Growing share of fishmeal and fish oil is being produced from fish by-products
While the hunt is on for alternatives to fishmeal and fish oil for use in fish feed, an FAO report sees increasing use of fishmeal production from fish by-products.
Fishmeal and fish oil can be produced from whole fish, fish trimmings or other fish processing by-products. A number of different species are used for fishmeal and fish oil production, including small pelagic species such as Peruvian anchoveta.
The amount of wild fish utilized for reduction to fishmeal and fish oil peaked in 1994 at over 30 million tons and then declined to less than 14m tons in 2014. In 2018, it rose to about 18m tons due to increased catches of Peruvian anchoveta, according to the recent publication from the UN's Food and Agriculture Organization (FAO), The Sate of World Fisheries and Aquaculture 2020.
Fishmeal and fish-oil production fluctuate according to changes in species catches, in particular anchoveta, dominated by the El Niño–Southern Oscillation, which affects stock abundance. Over time, the adoption of good management practices and certification schemes has decreased the volumes of unsustainable catches of species targeted for reduction to fishmeal, found the report.
The progressive reduction in supply of marine ingredients has been coupled with a surging demand driven by a fast-growing aquaculture industry, which increased the prices of fishmeal and fish oil. As a result, a growing share of fishmeal and fish oil is being produced from fish by-products, reads the report.
It is now estimated that these by-products are used to produce up to 25–35% of the total volume of fishmeal and fish oil, but regional differences exist, and timely collection and treatment of these by-products is crucial for their further processing, said the FAO. The by-products are usually composed of heads (which represent 9–12% of total fish weight), viscera (12–18%), skin (1–3%), bones (9–15%) and scales (about 5%), it reported.
Lower fishmeal and fish oil feed inclusion rates
Fishmeal and fish oil are still considered the most nutritious and most digestible ingredients for farmed fish, as well as the major source of omega-3 fatty acids, EPA and DHA, said the FAO.

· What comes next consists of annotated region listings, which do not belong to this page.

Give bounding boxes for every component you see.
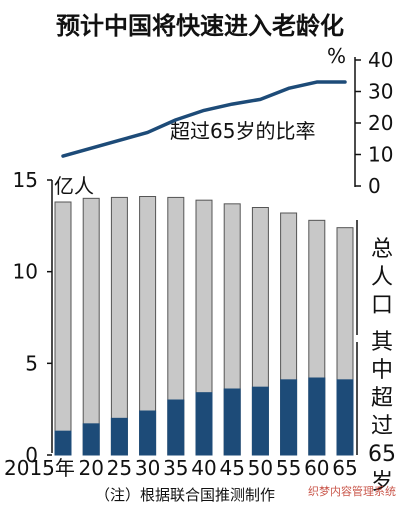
bar-over65-9 bbox=[308, 377, 326, 456]
population-tick-label: 0 bbox=[25, 443, 38, 467]
x-tick-label: 2015年 bbox=[4, 456, 75, 480]
population-tick-label: 5 bbox=[25, 351, 38, 375]
bar-over65-2 bbox=[110, 417, 128, 456]
watermark: 织梦内容管理系统 bbox=[308, 484, 396, 498]
x-tick-label: 65 bbox=[332, 456, 357, 480]
ratio-line-panel: % 超过65岁的比率 40 30 20 10 0 bbox=[61, 44, 393, 198]
bar-over65-5 bbox=[195, 392, 213, 456]
population-tick-label: 15 bbox=[13, 168, 38, 192]
x-tick-label: 45 bbox=[219, 456, 244, 480]
ratio-tick-label: 0 bbox=[368, 174, 381, 198]
ratio-tick-label: 40 bbox=[368, 48, 393, 72]
x-tick-label: 50 bbox=[248, 456, 273, 480]
ratio-axis-unit: % bbox=[327, 44, 346, 68]
bar-over65-0 bbox=[54, 430, 72, 456]
ratio-series-line bbox=[61, 80, 347, 158]
bar-over65-6 bbox=[223, 388, 241, 456]
over-65-label: 其中超过 65 岁 bbox=[368, 330, 396, 495]
x-tick-label: 55 bbox=[276, 456, 301, 480]
x-tick-label: 60 bbox=[304, 456, 329, 480]
footnote: （注）根据联合国推测制作 bbox=[95, 486, 275, 504]
x-tick-label: 30 bbox=[135, 456, 160, 480]
bar-total-1 bbox=[82, 197, 100, 456]
bar-over65-10 bbox=[336, 379, 354, 456]
ratio-series-label: 超过65岁的比率 bbox=[170, 119, 315, 143]
x-tick-label: 35 bbox=[163, 456, 188, 480]
bar-over65-1 bbox=[82, 423, 100, 456]
x-tick-label: 20 bbox=[78, 456, 103, 480]
bar-total-2 bbox=[110, 196, 128, 456]
bar-over65-4 bbox=[167, 399, 185, 456]
bar-over65-7 bbox=[251, 386, 269, 456]
bar-total-0 bbox=[54, 201, 72, 456]
ratio-tick-label: 20 bbox=[368, 111, 393, 135]
bar-over65-3 bbox=[139, 410, 157, 456]
population-tick-label: 10 bbox=[13, 260, 38, 284]
bar-over65-8 bbox=[280, 379, 298, 456]
x-tick-label: 40 bbox=[191, 456, 216, 480]
x-tick-label: 25 bbox=[107, 456, 132, 480]
ratio-tick-label: 30 bbox=[368, 80, 393, 104]
ratio-tick-label: 10 bbox=[368, 143, 393, 167]
population-axis-unit: 亿人 bbox=[54, 174, 94, 198]
total-population-label: 总人口 bbox=[371, 237, 393, 318]
chart-title: 预计中国将快速进入老龄化 bbox=[56, 12, 344, 40]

“However, their inclusion rates in compound feeds for aquaculture have shown a clear downward trend, largely as a result of supply and price variation coupled with continuously increasing demand from the aquafeed industry. They are increasingly used selectively at specific stages of production, such as for hatchery, broodstock, and finishing diets, and the incorporation of fishmeal and fish oil in grower diets is decreasing. For example, their share in grower diets for farmed Atlantic salmon is now often less than 10%.”